Con el mismo propósito, y como resultado de un protocolo establecido con el Ayuntamiento de Ovar, se trabaja en la conservación y restauración de de los paneles decorativos que recubren la fachada del edificio de viajeros en la estación de Ovar, y que concluirán a corto plazo. En virtud de este mismo Protocolo se desarrollará una intervención de igual contenido en la estación de Esmoriz, que se llevará a cabo en el segundo semestre del año.
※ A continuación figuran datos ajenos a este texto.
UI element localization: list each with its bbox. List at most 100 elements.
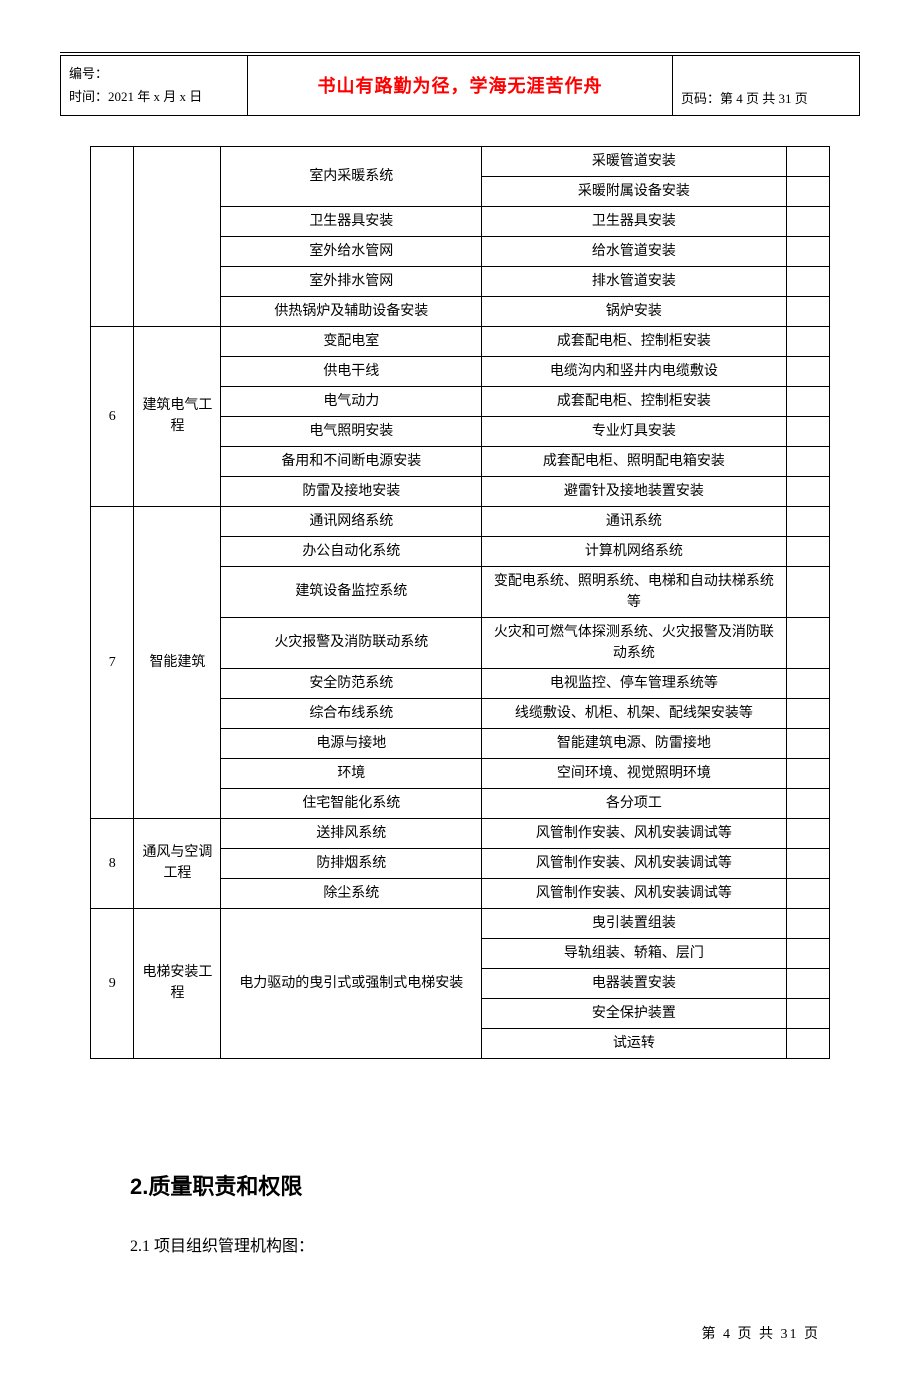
col-system: 防排烟系统 bbox=[221, 848, 482, 878]
col-system: 综合布线系统 bbox=[221, 698, 482, 728]
col-system: 供热锅炉及辅助设备安装 bbox=[221, 296, 482, 326]
col-tail bbox=[786, 356, 830, 386]
col-tail bbox=[786, 1028, 830, 1058]
col-tail bbox=[786, 506, 830, 536]
col-item: 采暖附属设备安装 bbox=[482, 176, 786, 206]
col-index: 6 bbox=[91, 326, 134, 506]
col-item: 锅炉安装 bbox=[482, 296, 786, 326]
header-number-label: 编号： bbox=[69, 62, 239, 85]
col-tail bbox=[786, 146, 830, 176]
col-item: 智能建筑电源、防雷接地 bbox=[482, 728, 786, 758]
col-item: 卫生器具安装 bbox=[482, 206, 786, 236]
col-system: 住宅智能化系统 bbox=[221, 788, 482, 818]
col-tail bbox=[786, 878, 830, 908]
col-tail bbox=[786, 668, 830, 698]
header-left: 编号： 时间：2021 年 x 月 x 日 bbox=[61, 56, 248, 115]
col-tail bbox=[786, 476, 830, 506]
col-system: 电气动力 bbox=[221, 386, 482, 416]
col-tail bbox=[786, 788, 830, 818]
col-item: 电缆沟内和竖井内电缆敷设 bbox=[482, 356, 786, 386]
col-tail bbox=[786, 908, 830, 938]
col-tail bbox=[786, 617, 830, 668]
table-row: 6建筑电气工程变配电室成套配电柜、控制柜安装 bbox=[91, 326, 830, 356]
col-item: 排水管道安装 bbox=[482, 266, 786, 296]
col-item: 计算机网络系统 bbox=[482, 536, 786, 566]
col-tail bbox=[786, 998, 830, 1028]
col-item: 采暖管道安装 bbox=[482, 146, 786, 176]
col-index: 9 bbox=[91, 908, 134, 1058]
table-row: 8通风与空调工程送排风系统风管制作安装、风机安装调试等 bbox=[91, 818, 830, 848]
header-page-label: 页码：第 4 页 共 31 页 bbox=[673, 56, 859, 115]
col-item: 给水管道安装 bbox=[482, 236, 786, 266]
col-item: 专业灯具安装 bbox=[482, 416, 786, 446]
table-row: 9电梯安装工程电力驱动的曳引式或强制式电梯安装曳引装置组装 bbox=[91, 908, 830, 938]
col-item: 风管制作安装、风机安装调试等 bbox=[482, 818, 786, 848]
col-tail bbox=[786, 698, 830, 728]
col-system: 室外排水管网 bbox=[221, 266, 482, 296]
col-system: 办公自动化系统 bbox=[221, 536, 482, 566]
col-system: 火灾报警及消防联动系统 bbox=[221, 617, 482, 668]
col-index: 8 bbox=[91, 818, 134, 908]
col-system: 送排风系统 bbox=[221, 818, 482, 848]
col-item: 变配电系统、照明系统、电梯和自动扶梯系统等 bbox=[482, 566, 786, 617]
header-page-text: 页码：第 4 页 共 31 页 bbox=[681, 88, 808, 107]
engineering-table: 室内采暖系统采暖管道安装采暖附属设备安装卫生器具安装卫生器具安装室外给水管网给水… bbox=[90, 146, 830, 1059]
col-system: 电力驱动的曳引式或强制式电梯安装 bbox=[221, 908, 482, 1058]
col-system: 电源与接地 bbox=[221, 728, 482, 758]
col-tail bbox=[786, 296, 830, 326]
header-date-label: 时间：2021 年 x 月 x 日 bbox=[69, 85, 239, 108]
col-tail bbox=[786, 386, 830, 416]
col-tail bbox=[786, 758, 830, 788]
col-category: 建筑电气工程 bbox=[134, 326, 221, 506]
col-item: 各分项工 bbox=[482, 788, 786, 818]
col-system: 防雷及接地安装 bbox=[221, 476, 482, 506]
col-system: 室外给水管网 bbox=[221, 236, 482, 266]
col-category: 通风与空调工程 bbox=[134, 818, 221, 908]
col-item: 成套配电柜、控制柜安装 bbox=[482, 386, 786, 416]
col-system: 变配电室 bbox=[221, 326, 482, 356]
col-tail bbox=[786, 236, 830, 266]
col-system: 室内采暖系统 bbox=[221, 146, 482, 206]
col-item: 电视监控、停车管理系统等 bbox=[482, 668, 786, 698]
col-system: 安全防范系统 bbox=[221, 668, 482, 698]
col-tail bbox=[786, 326, 830, 356]
col-item: 风管制作安装、风机安装调试等 bbox=[482, 848, 786, 878]
top-rule bbox=[60, 52, 860, 53]
col-item: 导轨组装、轿箱、层门 bbox=[482, 938, 786, 968]
header-center-motto: 书山有路勤为径，学海无涯苦作舟 bbox=[248, 56, 673, 115]
col-system: 备用和不间断电源安装 bbox=[221, 446, 482, 476]
col-item: 安全保护装置 bbox=[482, 998, 786, 1028]
col-tail bbox=[786, 566, 830, 617]
col-item: 火灾和可燃气体探测系统、火灾报警及消防联动系统 bbox=[482, 617, 786, 668]
col-system: 建筑设备监控系统 bbox=[221, 566, 482, 617]
col-index bbox=[91, 146, 134, 326]
col-system: 卫生器具安装 bbox=[221, 206, 482, 236]
col-index: 7 bbox=[91, 506, 134, 818]
body-line: 2.1 项目组织管理机构图： bbox=[130, 1231, 860, 1263]
col-tail bbox=[786, 206, 830, 236]
col-item: 曳引装置组装 bbox=[482, 908, 786, 938]
col-tail bbox=[786, 416, 830, 446]
col-item: 电器装置安装 bbox=[482, 968, 786, 998]
col-item: 风管制作安装、风机安装调试等 bbox=[482, 878, 786, 908]
col-tail bbox=[786, 728, 830, 758]
table-row: 室内采暖系统采暖管道安装 bbox=[91, 146, 830, 176]
col-category: 电梯安装工程 bbox=[134, 908, 221, 1058]
col-tail bbox=[786, 446, 830, 476]
col-item: 试运转 bbox=[482, 1028, 786, 1058]
page-footer: 第 4 页 共 31 页 bbox=[60, 1323, 860, 1343]
col-item: 避雷针及接地装置安装 bbox=[482, 476, 786, 506]
col-system: 除尘系统 bbox=[221, 878, 482, 908]
col-item: 成套配电柜、照明配电箱安装 bbox=[482, 446, 786, 476]
header-box: 编号： 时间：2021 年 x 月 x 日 书山有路勤为径，学海无涯苦作舟 页码… bbox=[60, 55, 860, 116]
col-item: 空间环境、视觉照明环境 bbox=[482, 758, 786, 788]
section-heading: 2.质量职责和权限 bbox=[130, 1169, 860, 1201]
table-row: 7智能建筑通讯网络系统通讯系统 bbox=[91, 506, 830, 536]
col-item: 成套配电柜、控制柜安装 bbox=[482, 326, 786, 356]
col-category bbox=[134, 146, 221, 326]
col-category: 智能建筑 bbox=[134, 506, 221, 818]
col-system: 电气照明安装 bbox=[221, 416, 482, 446]
col-item: 线缆敷设、机柜、机架、配线架安装等 bbox=[482, 698, 786, 728]
col-tail bbox=[786, 848, 830, 878]
col-tail bbox=[786, 938, 830, 968]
En este marco se ha puesto en marcha un concurso para la ejecución de los trabajos de restauración de los paneles de azulejos de la estación de Elvas en línea del este. Situado en un conjunto de alto valor patrimonial y cultural, la estación de Elvas está cubierta por 44 paneles de azulejos de alto valor estético, histórico y cultural. De estos 44 paneles, 20 son figurativos y 24 del tipo estándar, con un total de alrededor de 5710 piezas. Los azulejos datan de 1933 y fueron producidos en fábrica de cerâmica Constância y taller Leopoldo Battistini.

Durante 2015 Refer (Red Ferroviaria Nacional) pondrá en marcha el mismo procedimiento para la restauración de los paneles de azulejos de diferentes estaciones de la Linha do Oeste: Mafra, Outeiro, Bombarral, Caldas da Rainha, Trinchera, Obidos y Leiria.